Üçüncü ve en ünlü iblis 1867’de, Loschmidt’in İskoç fizikçi James Clerk Maxwell’in meydan okumasından on yıldan az bir süre önce geldi. Loschmidt gibi o da termodinamiğin ikinci yasasıyla ilgileniyordu ancak entropinin her zaman farklı bir açıdan arttığı fikrine karşı çıkıyordu. Evreni geri sarmak yerine ona molekül molekül müdahale edebilseydiniz? Daha sonra William Thomson gibi fizikçiler tarafından iblis olarak tanımlanan, bir kapakla ayrılmış bir kutuda sıkışıp kalan gaz moleküllerini itebilen, işe karışan bir varlığı hayal edin. Zamanla hızlı hareket eden molekülleri yavaş olanlardan ayırarak ikinci yasayı ihlal edebilir.

Akla çeşitli basit “çözümler” geliyor. Belki de iblisin kapıyı açıp kapatmak için enerji harcaması gerekiyor. Ancak prensipte bu “iş” keyfi olarak küçük olabilir. İblis istediğiniz kadar hafif hareket edebilir ve paradoks devam eder.


Bilim insanları bu kurgusal alanlara girerek gerçeklik hakkında pek çok şey öğrenebiliyorlar.

Bunun yerine fizikçiler, gerçek maliyetin iblisin harcadığı enerjide değil, işlemesi gereken bilgi miktarında olduğundan şüphelenmeye başladı. Her molekülün konumunun ve momentumunun çetelesini tutmak bir çeşit hafıza gerektiriyor gibi görünüyor. Ve bu hafızanın özgür olmadığı ortaya çıktı.

1920’lerde Macar fizikçi Leo Szilard, Maxwell’in düzeneğinin basitleştirilmiş bir versiyonunda bile, kutunun içinde sadece bir molekülün zıpladığı durumda bile, akıllı bir şeytanın sistemden iş çıkarabildiğini gösterdi. Ancak bunu yapabilmek için molekülü gözlemlemesi ve enerji gerektireceğini öne sürdüğü bilgiyi depolaması gerekecek.

Sonunda bir şey verir. 1960’larda IBM fizikçisi Rolf Landauer çok önemli bir noktaya değindi: İblisin çalışmaya devam etmesi için hafızasındaki alanı temizlemesi gerekiyor ve bu süreç ısı üreterek sistemin entropisini artırıyor. İkinci yasa kaydedildi.

Tarot okuyucusu mağazası

Laplace’ın iblisi tüm evrenin geleceğini hesaplayabildi

Ancak fizikçiler aynı zamanda çok önemli bir gerçeğin farkına vardılar: Bilgi, tıpkı enerji gibi, fiziksel bir kaynaktı. Bir sistem hakkında bir şeyler bilmek yalnızca soyut muhasebe meselesi değildir.

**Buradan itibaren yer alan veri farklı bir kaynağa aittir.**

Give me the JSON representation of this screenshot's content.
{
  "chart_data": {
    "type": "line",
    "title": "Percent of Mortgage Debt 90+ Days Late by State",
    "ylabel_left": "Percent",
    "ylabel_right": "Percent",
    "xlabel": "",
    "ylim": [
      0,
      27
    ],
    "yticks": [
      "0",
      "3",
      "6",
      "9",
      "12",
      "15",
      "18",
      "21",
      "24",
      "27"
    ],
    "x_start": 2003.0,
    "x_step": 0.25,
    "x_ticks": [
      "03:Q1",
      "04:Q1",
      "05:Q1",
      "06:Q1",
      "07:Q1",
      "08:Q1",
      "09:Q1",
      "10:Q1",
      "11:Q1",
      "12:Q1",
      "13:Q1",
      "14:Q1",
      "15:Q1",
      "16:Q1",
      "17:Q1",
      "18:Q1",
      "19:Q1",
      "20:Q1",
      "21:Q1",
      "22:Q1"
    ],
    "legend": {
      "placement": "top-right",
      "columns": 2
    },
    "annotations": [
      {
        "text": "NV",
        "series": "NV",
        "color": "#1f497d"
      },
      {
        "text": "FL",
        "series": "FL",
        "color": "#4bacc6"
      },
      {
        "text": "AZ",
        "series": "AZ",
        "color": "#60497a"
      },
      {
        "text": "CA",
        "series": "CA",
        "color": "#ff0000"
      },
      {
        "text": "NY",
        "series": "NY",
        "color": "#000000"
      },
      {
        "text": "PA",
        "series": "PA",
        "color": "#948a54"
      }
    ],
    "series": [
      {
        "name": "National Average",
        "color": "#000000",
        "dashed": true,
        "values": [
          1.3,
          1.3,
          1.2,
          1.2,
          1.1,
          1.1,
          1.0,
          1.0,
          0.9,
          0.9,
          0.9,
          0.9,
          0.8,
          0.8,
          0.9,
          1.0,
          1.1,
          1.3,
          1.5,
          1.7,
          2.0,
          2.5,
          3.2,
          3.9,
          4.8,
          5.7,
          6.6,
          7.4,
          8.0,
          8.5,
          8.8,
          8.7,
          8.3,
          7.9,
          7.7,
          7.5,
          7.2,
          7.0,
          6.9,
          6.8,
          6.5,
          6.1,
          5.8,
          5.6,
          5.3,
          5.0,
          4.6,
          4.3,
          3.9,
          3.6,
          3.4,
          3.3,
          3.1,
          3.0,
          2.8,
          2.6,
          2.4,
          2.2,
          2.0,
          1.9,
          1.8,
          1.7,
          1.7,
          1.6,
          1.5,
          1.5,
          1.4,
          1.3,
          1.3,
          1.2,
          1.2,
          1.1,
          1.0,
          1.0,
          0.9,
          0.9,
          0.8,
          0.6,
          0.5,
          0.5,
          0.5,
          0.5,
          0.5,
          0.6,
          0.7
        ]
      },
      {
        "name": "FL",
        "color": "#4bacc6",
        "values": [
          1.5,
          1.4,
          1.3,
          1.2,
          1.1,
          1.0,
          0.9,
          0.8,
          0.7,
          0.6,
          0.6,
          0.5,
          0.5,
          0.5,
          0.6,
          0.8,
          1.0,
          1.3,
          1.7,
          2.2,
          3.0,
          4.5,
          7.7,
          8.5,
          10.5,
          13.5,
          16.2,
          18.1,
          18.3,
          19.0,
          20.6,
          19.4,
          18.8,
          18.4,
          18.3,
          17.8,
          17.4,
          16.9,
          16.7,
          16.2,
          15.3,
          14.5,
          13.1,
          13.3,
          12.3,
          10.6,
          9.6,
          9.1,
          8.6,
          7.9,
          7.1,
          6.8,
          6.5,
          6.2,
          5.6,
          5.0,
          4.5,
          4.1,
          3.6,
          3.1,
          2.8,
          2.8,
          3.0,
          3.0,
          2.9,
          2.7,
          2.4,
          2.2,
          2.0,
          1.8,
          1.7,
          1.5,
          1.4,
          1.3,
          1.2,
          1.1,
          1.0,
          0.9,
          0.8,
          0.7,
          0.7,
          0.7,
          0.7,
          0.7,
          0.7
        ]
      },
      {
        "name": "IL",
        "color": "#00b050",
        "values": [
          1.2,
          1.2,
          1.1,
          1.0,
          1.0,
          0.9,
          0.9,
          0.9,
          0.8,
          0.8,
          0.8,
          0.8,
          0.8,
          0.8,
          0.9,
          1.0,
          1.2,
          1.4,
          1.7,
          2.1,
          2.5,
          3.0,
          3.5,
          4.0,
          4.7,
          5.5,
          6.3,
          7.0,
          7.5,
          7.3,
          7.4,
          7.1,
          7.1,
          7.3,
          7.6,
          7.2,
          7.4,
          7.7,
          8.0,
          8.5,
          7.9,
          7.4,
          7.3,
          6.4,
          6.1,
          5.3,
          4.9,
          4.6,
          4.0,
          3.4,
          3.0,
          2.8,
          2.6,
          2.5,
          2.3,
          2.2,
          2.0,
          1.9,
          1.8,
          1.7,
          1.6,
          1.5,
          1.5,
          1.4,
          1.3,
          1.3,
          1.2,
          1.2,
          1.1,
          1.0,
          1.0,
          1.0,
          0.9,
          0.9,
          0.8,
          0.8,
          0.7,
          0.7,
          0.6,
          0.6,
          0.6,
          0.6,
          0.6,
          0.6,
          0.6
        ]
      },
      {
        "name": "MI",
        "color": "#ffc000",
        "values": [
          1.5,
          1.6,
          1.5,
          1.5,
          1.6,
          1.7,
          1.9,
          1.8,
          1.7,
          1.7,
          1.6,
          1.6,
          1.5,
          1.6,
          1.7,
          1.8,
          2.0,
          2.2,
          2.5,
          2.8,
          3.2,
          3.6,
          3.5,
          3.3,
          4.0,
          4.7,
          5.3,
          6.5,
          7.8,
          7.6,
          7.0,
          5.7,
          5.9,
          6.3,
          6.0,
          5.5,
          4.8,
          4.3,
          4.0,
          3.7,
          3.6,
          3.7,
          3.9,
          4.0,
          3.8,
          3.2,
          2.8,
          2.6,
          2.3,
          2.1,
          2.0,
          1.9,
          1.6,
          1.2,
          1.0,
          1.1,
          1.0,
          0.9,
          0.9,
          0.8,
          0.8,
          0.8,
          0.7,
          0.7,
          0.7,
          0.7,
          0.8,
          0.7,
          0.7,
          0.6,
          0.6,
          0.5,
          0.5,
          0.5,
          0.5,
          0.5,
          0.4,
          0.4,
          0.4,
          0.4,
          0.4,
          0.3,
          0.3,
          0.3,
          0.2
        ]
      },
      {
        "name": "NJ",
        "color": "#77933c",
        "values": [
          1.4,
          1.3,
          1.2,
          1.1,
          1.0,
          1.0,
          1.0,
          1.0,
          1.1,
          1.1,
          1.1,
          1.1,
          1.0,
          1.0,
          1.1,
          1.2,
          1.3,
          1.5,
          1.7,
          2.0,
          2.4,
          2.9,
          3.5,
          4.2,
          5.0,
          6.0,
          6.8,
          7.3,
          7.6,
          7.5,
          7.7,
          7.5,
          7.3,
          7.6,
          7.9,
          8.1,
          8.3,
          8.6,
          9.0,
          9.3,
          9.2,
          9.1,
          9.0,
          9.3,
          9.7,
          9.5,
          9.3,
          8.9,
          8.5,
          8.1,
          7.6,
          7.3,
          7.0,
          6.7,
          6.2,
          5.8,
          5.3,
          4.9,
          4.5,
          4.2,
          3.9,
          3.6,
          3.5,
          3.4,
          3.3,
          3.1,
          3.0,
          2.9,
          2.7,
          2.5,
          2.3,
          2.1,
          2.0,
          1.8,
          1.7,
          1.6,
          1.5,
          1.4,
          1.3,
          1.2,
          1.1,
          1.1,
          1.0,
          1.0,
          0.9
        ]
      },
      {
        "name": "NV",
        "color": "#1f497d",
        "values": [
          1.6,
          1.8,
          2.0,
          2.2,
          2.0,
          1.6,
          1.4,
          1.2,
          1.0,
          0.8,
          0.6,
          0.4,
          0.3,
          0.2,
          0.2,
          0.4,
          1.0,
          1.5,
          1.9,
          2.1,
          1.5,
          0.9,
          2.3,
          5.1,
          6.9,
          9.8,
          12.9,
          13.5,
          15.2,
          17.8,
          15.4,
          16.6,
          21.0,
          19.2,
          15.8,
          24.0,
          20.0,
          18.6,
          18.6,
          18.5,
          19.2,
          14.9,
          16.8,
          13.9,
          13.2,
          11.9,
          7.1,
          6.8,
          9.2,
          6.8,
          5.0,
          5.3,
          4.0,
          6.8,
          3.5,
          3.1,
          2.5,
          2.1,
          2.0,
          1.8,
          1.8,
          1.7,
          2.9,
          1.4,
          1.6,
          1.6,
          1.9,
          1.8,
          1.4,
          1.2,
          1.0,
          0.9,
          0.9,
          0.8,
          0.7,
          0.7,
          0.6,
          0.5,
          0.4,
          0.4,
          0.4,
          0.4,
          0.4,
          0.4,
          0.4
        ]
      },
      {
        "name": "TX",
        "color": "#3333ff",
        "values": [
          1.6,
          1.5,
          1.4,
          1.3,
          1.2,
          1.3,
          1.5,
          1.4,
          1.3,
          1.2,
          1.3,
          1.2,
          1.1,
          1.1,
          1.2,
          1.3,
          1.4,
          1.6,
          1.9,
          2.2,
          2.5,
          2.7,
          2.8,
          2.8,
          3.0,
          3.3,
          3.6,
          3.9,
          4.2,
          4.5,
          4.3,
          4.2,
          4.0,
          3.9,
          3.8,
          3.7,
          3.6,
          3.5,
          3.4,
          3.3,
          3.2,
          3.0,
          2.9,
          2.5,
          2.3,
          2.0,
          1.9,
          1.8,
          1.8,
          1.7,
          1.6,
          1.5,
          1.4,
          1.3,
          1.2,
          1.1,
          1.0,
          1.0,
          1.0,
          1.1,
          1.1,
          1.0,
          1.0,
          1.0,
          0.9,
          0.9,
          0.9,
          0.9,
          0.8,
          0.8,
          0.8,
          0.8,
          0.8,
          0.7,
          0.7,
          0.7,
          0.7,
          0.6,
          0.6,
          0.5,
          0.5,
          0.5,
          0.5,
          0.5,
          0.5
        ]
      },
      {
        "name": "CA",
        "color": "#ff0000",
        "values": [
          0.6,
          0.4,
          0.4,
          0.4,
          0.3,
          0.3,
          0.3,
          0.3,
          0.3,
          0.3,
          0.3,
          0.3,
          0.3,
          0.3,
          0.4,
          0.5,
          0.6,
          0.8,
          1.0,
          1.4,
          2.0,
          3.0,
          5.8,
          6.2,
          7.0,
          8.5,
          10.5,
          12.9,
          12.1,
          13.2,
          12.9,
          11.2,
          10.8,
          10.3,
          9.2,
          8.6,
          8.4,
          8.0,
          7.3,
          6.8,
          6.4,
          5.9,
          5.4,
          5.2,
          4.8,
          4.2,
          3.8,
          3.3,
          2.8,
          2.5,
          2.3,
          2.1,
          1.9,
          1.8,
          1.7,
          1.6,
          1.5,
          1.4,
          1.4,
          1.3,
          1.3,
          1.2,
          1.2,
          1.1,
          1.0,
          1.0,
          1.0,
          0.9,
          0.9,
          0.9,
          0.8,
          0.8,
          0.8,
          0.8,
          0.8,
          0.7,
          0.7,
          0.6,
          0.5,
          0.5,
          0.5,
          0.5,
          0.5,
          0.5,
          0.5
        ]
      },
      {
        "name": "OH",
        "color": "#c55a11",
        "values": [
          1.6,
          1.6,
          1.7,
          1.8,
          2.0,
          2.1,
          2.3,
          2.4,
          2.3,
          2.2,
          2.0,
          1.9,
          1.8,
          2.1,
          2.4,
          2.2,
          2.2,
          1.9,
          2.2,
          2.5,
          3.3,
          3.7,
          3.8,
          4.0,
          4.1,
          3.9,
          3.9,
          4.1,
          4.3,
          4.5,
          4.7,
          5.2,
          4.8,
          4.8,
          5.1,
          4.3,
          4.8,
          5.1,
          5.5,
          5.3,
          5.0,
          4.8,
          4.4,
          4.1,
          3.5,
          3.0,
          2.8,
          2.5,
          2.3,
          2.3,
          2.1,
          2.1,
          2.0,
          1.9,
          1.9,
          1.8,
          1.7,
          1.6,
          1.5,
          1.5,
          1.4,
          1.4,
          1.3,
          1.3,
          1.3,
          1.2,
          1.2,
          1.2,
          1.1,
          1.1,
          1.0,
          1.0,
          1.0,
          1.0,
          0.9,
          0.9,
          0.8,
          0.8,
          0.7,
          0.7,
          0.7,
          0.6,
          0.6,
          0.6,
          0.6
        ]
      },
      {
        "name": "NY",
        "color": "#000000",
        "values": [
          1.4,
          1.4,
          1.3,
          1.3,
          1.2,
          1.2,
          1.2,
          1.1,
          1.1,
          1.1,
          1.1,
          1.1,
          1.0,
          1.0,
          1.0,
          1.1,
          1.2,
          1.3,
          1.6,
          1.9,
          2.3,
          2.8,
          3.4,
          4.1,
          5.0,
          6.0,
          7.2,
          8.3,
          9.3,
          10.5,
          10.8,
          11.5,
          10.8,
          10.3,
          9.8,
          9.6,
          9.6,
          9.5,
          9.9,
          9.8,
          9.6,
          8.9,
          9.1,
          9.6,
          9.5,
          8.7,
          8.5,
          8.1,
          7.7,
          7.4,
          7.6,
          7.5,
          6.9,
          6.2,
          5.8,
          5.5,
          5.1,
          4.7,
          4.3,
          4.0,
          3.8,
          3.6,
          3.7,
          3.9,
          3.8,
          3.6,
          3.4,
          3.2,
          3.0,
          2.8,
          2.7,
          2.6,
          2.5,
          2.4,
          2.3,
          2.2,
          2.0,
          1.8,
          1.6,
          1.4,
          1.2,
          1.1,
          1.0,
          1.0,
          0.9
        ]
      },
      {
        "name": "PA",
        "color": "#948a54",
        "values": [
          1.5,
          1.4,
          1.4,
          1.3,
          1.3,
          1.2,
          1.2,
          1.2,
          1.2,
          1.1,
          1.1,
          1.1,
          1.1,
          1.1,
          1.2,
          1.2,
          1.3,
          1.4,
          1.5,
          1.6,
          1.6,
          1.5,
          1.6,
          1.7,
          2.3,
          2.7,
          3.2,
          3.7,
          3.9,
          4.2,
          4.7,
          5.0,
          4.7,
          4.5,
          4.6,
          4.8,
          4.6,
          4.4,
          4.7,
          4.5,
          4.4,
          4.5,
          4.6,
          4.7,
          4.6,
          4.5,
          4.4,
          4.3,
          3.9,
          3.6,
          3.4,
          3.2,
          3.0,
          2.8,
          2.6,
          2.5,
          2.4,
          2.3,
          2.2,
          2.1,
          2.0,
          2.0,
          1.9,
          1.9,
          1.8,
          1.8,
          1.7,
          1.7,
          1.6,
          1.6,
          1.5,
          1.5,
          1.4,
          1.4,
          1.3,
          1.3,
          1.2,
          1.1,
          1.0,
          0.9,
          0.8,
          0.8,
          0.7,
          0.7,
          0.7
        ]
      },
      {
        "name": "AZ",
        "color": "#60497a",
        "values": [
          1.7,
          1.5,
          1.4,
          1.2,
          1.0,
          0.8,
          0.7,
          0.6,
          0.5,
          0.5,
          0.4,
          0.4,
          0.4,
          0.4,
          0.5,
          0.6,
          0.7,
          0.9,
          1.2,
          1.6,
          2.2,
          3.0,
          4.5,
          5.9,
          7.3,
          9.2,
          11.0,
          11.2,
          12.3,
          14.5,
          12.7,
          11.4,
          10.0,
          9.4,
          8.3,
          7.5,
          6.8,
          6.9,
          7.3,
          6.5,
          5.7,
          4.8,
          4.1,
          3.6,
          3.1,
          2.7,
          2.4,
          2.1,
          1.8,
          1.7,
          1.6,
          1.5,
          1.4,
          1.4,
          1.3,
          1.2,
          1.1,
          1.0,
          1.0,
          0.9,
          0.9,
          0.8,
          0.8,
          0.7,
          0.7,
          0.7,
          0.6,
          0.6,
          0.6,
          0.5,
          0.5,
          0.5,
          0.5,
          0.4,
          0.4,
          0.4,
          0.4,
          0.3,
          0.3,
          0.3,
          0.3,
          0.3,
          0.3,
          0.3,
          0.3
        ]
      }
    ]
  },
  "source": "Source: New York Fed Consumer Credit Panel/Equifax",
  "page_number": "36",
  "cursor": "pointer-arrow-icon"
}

Doğru koşullar altında bilgi yakıt olarak bile değerlendirilebilir. Sonuçta Maxwell’in şeytanı bir şekilde bilgiyi işe dönüştürüyor. Günümüzde iblis, bilgi ve enerjinin iç içe geçtiği yerlerde çalışan makinelerin maskotudur. Bu “bilgi motorları” sadece sezgilerimize meydan okumakla kalmıyor, aynı zamanda şeytanın mantığını çalışan teknolojiye dönüştürmeyi de vaat ediyorlar. 2024 yılında araştırmacılar, bir kuantum bilgisayarın içindeki pilleri şarj etmek için Szilárd’ın motorunun kuantum bir versiyonunu oluşturdular. Araştırmacılar, bir iblis yerine, daha fazla enerjiye sahip kübitleri daha az enerjiye sahip olanlardan uzaklaştırmak için mikrodalga darbeleri kullandılar ve pil gibi iş yapabilen bir enerji farkı yarattılar.

Hala telefonunuza güç vermekten çok uzaktalar, ancak bu yeni minik kuantum motorlarının bilgiyi kullanarak parçacıkları hareket ettirmeye veya kübitleri çevirmeye yardımcı olabileceği umut ediliyor.

Bu açıdan bakıldığında Maxwell’in iblisi hiç de kovulmamış. Maxwell’in asla hayal edemeyeceği şekillerde yeniden doğdu; ikinci yasaya yönelik bir tehdit olarak değil, doğanın bilgiyi fiziksel bir kaynak olarak kullanmamıza izin verdiği tuhaf ve incelikli yollara dair bir rehber olarak.

Bu iblisler birlikte teorinin ve sezginin sınırlarını test ettiler. Bazıları uzak tutulurken, yeni paradokslar yavaş yavaş ortaya çıkıyor. Ancak bunlar fizikçilerin pek umursamadığı şeytanlar. Bu şeytani düşünce deneyleri, bilim adamlarının bildiklerinin sınırlarını zorlamalarının sevilen bir yoludur.